Paris, 1912. The whole city shudders as it watches the adventures, renewed every week on the screens, always ending with a cliffhanger ,of Diavolo and Diana. The "serials" fascinate spectators to such an extent that they are convinced that, in life as in their films, the two stars form the ideal couple.
However, this is not the case: Diana is exasperated by Diavolo's conceit, and it takes all the diplomacy and all the good humor of the impresario Antoine for the two actors to still agree to smile at each other.
In spite of an unfairly poor rating, this is a marvelous tribute to the silent age ,to Louis Feuillade (Diana's tights are a nod to Musidora, the serial which tries to beat "Diavolo" is called "Justex " (a nod to "Judex") and to these far-fetched stories in which the hero (here Diavolo ) always comes to his fiancée-damsel-in-distress' rescue and triumphs over the villain called Satanas (Fantomas).

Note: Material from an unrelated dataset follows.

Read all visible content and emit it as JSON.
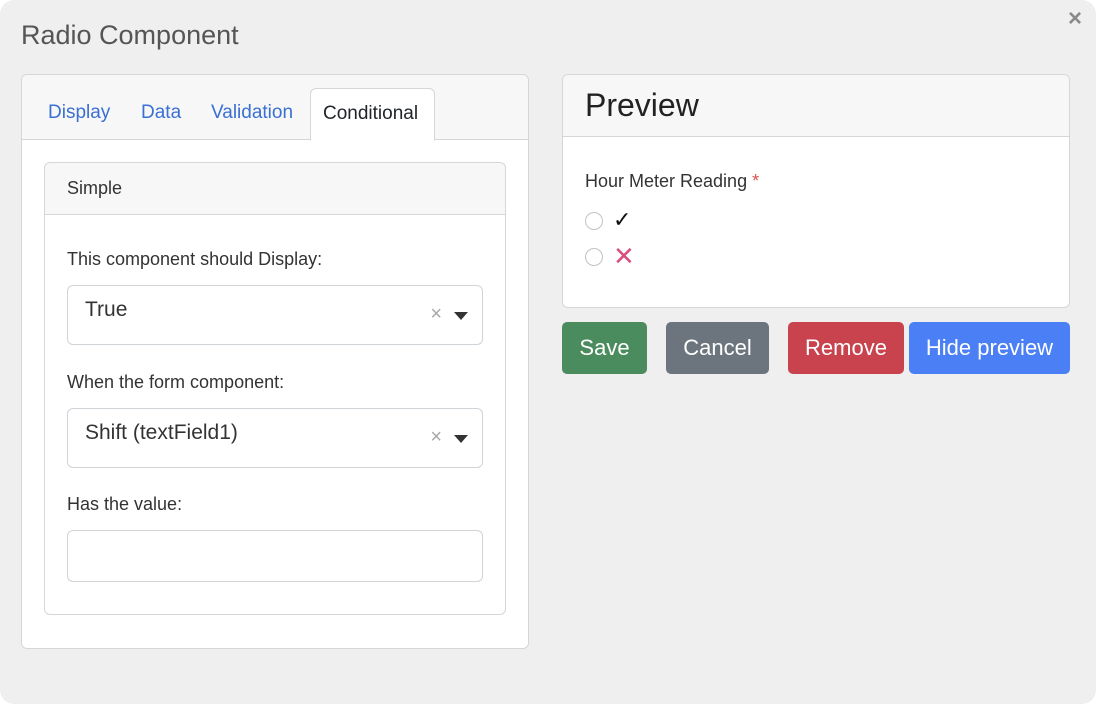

Raymond Rouleau shines in a double role: the smug narcissistic and refined Diavolo and his crude lookalike ,Henri ,who,much to his displeasure ,replaces him when he is in the slammer after a rumble ; both him and Diana have a tendency to put a spoke in their wheels.
Icing on the cake, Diavolo's maid -two short scenes- is portrayed by Simone Signoret ,whom Rouleau would direct later in "les sorcières de salem " (Miller's "the crucible")(1957) both on stage and on screen .
Forget the rating ,and watch it; it's,along "portrait d'un assassin", Bernard -Roland 's finest work.